Lykens Companies purchased the collection of parcels at the southeast corner of Thurman Avenue and South Fourth Street in 2017, bringing a plan to build a three-story, 36-unit apartment building to the German Village Commission in April of that year.
In addition to the parking lot, which serves the former firehouse-turned office building on the west side of Fourth Street, the site includes two historic homes and an empty lot where several buildings that once housed a brass foundry once stood (they were demolished in 2017).
A 2015 proposal for the site called for a three-unit condo building behind the homes on Thurman, but did not include the adjacent parking lot. There’s been no movement on the site since the 2017 apartment plan received a cold reception from the commission.
The new plan calls for 11 new single family homes to be built on the site, and for the two historic homes to be renovated. Carriage houses (featuring living space over a garage) would be built behind four of the homes.

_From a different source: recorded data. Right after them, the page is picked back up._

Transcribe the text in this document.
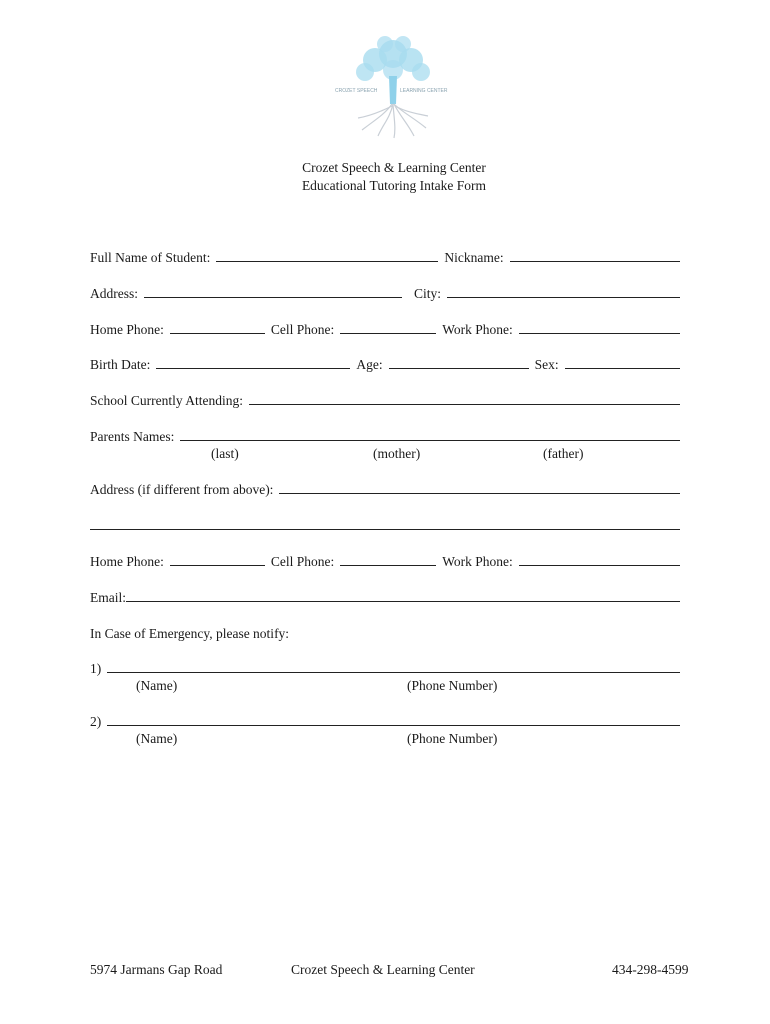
CROZET SPEECH	LEARNING CENTER
Crozet Speech & Learning Center
Educational Tutoring Intake Form
Full Name of Student:	Nickname:
Address:	City:
Home Phone:	Cell Phone:	Work Phone:
Birth Date:	Age:	Sex:
School Currently Attending:
Parents Names:
(last)	(mother)	(father)
Address (if different from above):
Home Phone:	Cell Phone:	Work Phone:
Email:
In Case of Emergency, please notify:
1)
(Name)	(Phone Number)
2)
(Name)	(Phone Number)
5974 Jarmans Gap Road	Crozet Speech & Learning Center	434-298-4599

Design details of the homes were not presented because the initial request is only about splitting the lots up, not about the final look of the buildings.
Commissioners had some questions about the plans for the southeast corner of the site – where four narrow homes would share two garages – but expressed support for the overall concept.
The new pro-housing organization Neighbors for More Neighbors Columbus submitted a letter to the commission with comments about the proposal. The group made an argument not typically heard at a German Village Commission meeting – that something larger and more dense than what is proposed should be built on the site.
“Since the establishment of the German Village Commission, the number of single-family homes in German Village has increased while the number of multi-family housing options has decreased,” the letter read. “Because of the Commission’s preference for single-family lower density structures, hundreds of people have lost out on the opportunity to live in German Village. This preference for single-family over multi-family housing has led to the creation of an elite residential enclave lacking in affordable housing options or basic retail services.”
Because the proposal was only scheduled for a conceptual review, no vote was taken.